第10章 霧中殺機
濃霧像一鍋煮沸的牛奶,翻滾著吞噬了火山岩堆積的陡坡。能見度驟降至不足十米,連身旁同伴的輪廓都變得模糊不清。張驍抬手示意隊伍停下,他的指尖在濕冷的霧氣中劃過,彷彿能觸摸到空氣中那股若有若無的硫磺與危險混合的氣息。
“不對勁。”他壓低聲音,喉嚨有些發乾,“太安靜了。”
就在幾分鐘前,火山還在發出低沉的、彷彿巨人鼾聲般的轟鳴,遠處山口冒出的蒸汽雲如同巨大的灰色蘑菇。此刻,萬籟俱寂,連風掠過嶙峋岩石的嘶鳴都消失了。這種死寂,比先前的躁動更讓人心悸。
陳青梧握緊了手中的古劍,劍柄上冰冷的紋路硌著她的掌心。她微微側頭,天工係統在她意識深處投射出淡淡的能量流示警,並非來自前方石陣那穩定而奇異的地熱源,而是來自周圍……某種帶著惡意的、冰冷的波動,像是毒蛇在草叢中遊弋。“有東西在靠近,”她聲音很輕,幾乎被霧氣吸收,“帶著……金屬的寒意。”
陸子銘蹲下身,手指拂過地麵潮濕的火山灰。他的動作很輕,像怕驚擾了什麼。“腳印,不是我們的。靴底花紋特殊,軍用製式。還有……車轍印,很深,剛過去不久。”他抬起頭,鏡片後的目光銳利,“我們被盯上了。”

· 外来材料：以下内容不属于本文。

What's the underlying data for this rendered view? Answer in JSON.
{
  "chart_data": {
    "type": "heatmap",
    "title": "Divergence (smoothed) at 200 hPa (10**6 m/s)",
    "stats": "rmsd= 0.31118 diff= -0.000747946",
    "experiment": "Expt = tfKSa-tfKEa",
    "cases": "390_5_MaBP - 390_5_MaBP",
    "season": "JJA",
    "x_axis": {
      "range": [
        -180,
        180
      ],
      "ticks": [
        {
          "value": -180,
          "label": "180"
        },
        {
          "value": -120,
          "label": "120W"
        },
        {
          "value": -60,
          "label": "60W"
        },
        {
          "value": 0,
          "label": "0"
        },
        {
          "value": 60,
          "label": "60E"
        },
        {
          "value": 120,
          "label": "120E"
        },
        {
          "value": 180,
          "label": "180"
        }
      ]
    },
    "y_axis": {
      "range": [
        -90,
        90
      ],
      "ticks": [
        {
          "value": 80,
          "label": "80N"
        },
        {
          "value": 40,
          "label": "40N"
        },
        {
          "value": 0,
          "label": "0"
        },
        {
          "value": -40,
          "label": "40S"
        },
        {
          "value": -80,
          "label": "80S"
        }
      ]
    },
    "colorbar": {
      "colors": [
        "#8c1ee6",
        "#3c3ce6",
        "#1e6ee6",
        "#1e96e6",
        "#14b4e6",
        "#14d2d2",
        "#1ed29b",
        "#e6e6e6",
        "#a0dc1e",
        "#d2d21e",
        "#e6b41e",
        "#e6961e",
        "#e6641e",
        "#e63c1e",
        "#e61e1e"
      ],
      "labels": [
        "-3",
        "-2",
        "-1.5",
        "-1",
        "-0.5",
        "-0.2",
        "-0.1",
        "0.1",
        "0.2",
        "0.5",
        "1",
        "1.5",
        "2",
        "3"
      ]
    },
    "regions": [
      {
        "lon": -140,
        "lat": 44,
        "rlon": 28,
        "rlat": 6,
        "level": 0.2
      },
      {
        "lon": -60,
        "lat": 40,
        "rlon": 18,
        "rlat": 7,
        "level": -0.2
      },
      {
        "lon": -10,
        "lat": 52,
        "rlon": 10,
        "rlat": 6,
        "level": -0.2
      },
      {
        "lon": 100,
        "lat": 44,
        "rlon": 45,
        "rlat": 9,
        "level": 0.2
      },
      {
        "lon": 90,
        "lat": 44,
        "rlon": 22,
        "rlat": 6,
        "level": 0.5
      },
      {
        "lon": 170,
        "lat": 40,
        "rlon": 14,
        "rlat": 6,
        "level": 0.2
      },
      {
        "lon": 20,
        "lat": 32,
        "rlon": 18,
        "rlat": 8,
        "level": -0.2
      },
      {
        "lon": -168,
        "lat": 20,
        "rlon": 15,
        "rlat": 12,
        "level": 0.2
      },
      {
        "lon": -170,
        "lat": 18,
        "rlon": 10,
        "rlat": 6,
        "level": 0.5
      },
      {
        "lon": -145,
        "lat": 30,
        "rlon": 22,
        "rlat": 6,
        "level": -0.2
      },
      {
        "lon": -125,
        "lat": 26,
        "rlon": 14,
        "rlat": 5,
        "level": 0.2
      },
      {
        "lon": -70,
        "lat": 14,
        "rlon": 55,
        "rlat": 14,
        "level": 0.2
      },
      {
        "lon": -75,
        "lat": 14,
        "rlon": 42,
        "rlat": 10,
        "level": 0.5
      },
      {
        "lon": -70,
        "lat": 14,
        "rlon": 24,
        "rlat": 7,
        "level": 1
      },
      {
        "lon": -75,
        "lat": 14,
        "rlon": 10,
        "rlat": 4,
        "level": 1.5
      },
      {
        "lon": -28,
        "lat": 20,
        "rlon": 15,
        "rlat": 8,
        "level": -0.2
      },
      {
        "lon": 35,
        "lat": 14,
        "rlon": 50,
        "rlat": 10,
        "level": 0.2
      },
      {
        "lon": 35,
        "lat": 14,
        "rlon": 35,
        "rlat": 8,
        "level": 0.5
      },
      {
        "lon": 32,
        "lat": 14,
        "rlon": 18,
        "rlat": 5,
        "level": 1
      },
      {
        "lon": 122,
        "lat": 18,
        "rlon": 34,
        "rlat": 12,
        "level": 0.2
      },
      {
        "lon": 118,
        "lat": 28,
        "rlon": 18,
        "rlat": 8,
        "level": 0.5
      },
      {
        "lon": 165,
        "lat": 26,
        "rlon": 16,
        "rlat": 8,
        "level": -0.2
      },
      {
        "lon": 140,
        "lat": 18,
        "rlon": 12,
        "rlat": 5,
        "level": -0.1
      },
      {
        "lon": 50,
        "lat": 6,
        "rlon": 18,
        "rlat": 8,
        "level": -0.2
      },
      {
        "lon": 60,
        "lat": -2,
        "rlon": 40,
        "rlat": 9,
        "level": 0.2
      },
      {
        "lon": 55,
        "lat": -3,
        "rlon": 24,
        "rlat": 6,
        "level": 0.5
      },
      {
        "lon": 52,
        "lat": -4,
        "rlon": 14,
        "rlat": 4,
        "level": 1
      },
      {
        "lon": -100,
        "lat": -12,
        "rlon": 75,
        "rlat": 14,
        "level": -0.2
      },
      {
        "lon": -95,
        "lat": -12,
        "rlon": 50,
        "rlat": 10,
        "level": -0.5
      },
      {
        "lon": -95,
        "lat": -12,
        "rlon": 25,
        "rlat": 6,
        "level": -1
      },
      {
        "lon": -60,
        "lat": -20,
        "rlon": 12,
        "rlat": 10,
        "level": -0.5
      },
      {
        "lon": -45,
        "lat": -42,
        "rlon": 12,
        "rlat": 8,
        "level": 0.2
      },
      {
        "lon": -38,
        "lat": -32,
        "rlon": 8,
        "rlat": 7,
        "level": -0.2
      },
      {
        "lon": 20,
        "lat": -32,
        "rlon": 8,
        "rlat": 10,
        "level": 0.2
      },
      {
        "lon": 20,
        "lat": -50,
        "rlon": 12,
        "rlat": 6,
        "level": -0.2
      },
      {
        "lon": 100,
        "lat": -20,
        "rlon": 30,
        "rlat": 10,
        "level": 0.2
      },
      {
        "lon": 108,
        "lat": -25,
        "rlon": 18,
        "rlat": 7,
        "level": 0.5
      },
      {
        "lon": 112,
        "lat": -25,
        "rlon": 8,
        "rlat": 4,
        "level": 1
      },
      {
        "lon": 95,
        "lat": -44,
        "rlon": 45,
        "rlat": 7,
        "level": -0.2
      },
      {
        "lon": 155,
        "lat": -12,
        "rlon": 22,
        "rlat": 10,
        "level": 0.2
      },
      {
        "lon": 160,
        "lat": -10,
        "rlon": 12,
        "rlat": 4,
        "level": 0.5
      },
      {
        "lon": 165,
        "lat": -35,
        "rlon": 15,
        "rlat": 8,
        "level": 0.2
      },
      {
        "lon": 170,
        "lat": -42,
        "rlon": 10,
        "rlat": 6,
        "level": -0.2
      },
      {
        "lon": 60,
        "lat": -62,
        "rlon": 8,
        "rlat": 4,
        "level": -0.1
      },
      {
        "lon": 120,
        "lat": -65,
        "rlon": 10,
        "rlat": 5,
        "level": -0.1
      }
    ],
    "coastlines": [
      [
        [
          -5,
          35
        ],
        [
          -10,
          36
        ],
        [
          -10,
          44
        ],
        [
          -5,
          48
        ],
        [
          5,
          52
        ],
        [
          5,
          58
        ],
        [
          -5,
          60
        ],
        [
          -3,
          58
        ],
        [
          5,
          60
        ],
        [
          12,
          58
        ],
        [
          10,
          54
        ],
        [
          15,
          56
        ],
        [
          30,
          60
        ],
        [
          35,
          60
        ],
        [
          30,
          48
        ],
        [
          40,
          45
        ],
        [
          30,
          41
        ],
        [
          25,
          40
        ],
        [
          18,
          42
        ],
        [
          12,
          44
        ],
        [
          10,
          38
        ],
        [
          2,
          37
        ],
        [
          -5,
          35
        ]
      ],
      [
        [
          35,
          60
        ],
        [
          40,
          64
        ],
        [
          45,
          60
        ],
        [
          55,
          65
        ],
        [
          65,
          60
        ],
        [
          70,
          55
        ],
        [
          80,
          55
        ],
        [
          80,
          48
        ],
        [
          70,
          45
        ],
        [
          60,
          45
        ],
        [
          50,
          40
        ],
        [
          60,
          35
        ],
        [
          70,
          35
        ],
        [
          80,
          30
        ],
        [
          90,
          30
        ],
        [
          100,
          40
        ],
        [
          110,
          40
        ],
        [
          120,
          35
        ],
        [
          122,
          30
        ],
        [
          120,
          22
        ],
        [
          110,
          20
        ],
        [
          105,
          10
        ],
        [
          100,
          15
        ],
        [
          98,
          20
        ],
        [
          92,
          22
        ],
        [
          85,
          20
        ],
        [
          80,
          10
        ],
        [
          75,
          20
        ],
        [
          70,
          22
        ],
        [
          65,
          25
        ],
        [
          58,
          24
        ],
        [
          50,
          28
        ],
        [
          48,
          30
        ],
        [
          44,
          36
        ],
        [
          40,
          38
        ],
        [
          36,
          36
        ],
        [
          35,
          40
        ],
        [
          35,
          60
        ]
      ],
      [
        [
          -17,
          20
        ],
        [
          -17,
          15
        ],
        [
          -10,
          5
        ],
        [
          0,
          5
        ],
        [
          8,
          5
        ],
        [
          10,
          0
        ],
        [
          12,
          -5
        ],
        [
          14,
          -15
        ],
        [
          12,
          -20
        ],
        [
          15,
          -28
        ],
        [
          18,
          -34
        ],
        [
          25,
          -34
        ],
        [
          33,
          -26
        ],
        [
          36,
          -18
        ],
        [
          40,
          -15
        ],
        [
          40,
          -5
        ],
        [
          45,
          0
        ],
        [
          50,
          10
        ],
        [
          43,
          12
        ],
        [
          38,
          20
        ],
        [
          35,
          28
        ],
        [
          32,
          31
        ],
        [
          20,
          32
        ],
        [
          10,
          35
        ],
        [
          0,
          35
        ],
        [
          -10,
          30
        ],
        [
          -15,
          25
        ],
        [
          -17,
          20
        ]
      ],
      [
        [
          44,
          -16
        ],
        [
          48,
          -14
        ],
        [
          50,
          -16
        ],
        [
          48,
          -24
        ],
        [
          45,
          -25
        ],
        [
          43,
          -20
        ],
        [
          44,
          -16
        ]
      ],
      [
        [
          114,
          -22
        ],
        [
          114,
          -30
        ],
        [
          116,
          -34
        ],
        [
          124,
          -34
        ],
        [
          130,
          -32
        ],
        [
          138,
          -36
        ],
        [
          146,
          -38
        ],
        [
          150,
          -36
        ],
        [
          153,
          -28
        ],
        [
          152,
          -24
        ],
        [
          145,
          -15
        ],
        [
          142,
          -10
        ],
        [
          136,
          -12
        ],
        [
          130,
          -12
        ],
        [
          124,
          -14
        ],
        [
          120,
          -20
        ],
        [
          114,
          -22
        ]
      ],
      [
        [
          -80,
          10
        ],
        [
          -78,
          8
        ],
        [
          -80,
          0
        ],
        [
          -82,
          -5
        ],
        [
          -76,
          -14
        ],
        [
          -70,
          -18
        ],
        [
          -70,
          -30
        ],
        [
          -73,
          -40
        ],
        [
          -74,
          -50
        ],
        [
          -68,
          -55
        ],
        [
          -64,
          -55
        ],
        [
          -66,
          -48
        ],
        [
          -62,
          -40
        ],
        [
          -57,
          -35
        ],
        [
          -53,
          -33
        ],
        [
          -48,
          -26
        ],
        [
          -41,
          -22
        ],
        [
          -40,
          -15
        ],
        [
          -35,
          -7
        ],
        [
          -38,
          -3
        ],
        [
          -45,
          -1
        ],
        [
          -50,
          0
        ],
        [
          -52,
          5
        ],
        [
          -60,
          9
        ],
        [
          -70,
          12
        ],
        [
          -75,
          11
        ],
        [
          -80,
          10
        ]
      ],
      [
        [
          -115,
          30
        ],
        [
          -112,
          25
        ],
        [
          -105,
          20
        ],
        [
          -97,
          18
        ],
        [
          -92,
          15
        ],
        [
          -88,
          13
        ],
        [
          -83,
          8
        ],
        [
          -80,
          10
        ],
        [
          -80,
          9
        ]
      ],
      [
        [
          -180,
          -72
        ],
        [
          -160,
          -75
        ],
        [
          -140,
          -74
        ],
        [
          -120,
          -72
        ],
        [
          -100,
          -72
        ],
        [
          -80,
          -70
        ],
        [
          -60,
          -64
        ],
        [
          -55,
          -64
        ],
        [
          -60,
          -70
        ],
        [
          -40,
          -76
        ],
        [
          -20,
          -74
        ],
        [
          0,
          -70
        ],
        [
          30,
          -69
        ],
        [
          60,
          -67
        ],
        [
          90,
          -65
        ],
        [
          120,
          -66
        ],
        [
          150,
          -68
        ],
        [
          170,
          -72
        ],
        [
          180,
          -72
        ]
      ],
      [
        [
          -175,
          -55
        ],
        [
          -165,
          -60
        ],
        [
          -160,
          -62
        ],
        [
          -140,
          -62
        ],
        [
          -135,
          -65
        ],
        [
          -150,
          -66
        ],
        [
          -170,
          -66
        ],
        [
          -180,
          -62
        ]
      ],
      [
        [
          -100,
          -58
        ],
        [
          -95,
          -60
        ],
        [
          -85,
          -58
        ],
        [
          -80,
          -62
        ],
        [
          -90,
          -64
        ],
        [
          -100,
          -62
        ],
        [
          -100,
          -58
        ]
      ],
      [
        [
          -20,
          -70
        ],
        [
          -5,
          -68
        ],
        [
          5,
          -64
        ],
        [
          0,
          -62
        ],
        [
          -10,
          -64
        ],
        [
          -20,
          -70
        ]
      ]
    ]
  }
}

那位一直沉默寡言的科裡亞克族老嚮導,此刻像一尊凝固的火山岩雕像。他深陷的眼眸望向濃霧深處,一隻手無聲地按在了腰間那串由不知名獸骨磨製的飾品上,另一隻手則緩緩握住了斜挎在舊揹包帶上的獵刀刀柄。他冇有說話,但那緊繃的下頜線和驟然凝重的呼吸,已是最好的警報。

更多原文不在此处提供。